Chromosomal micromatrix analysis prenatal
Chromosomal Microarray Analysis (CMA) is one of the most advanced methods of genetic diagnostics aimed at detecting structural abnormalities in the fetal chromosome set before birth.
Unlike conventional karyotyping, CMA can identify even the smallest genetic alterations, such as microdeletions and microduplications, which may go unnoticed using traditional methods.
This type of testing allows for the following:
- Detection of microdeletions and microduplications responsible for various inherited syndromes;
- Confirmation or clarification of findings suspected during ultrasound diagnostics;
- Comprehensive genetic assessment in cases of suspected congenital anomalies;
- Reduction of uncertainty in cases of high risk for inherited disorders.
Who Should Consider CMA?
- Pregnant women with abnormal findings on screening tests (ultrasound or biochemical);
- Patients with a family history of genetic disorders;
- In cases of recurrent pregnancy loss or stillbirth;
- When fetal structural anomalies are detected;
- After inconclusive results from other prenatal testing methods.
Key Advantages of CMA:
- Maximum accuracy - capable of detecting abnormalities that are not visible through conventional chromosomal diagnostics;
- Whole-genome assessment - provides a comprehensive analysis of all chromosomal regions;
- No cell culturing required - which significantly speeds up the testing process;
- Detection of rare syndromes - including 22q11.2 deletion syndrome, Williams syndrome, Prader-Willi syndrome, and others.

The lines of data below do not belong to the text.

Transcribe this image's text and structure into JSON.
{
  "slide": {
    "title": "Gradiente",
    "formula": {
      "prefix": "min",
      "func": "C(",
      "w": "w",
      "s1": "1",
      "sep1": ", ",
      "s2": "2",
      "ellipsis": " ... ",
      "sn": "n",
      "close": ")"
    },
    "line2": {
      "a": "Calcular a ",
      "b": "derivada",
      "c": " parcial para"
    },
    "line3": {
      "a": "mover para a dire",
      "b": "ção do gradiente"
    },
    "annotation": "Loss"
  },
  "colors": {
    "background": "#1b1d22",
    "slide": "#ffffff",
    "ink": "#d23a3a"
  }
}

How Safe Is the Procedure?
The sample collection is performed in accordance with all established safety standards. Prior to the procedure, a consultation with a physician is required, during which the potential risks and benefits will be explained in detail.
Samples for Analysis:
Material is obtained through prenatal diagnostic procedures:
- Chorionic villus sampling
- Amniocentesis
- Cordocentesis
A microarray is prepared from the extracted DNA, which is then used for high-precision screening to detect losses or duplications of genetic material.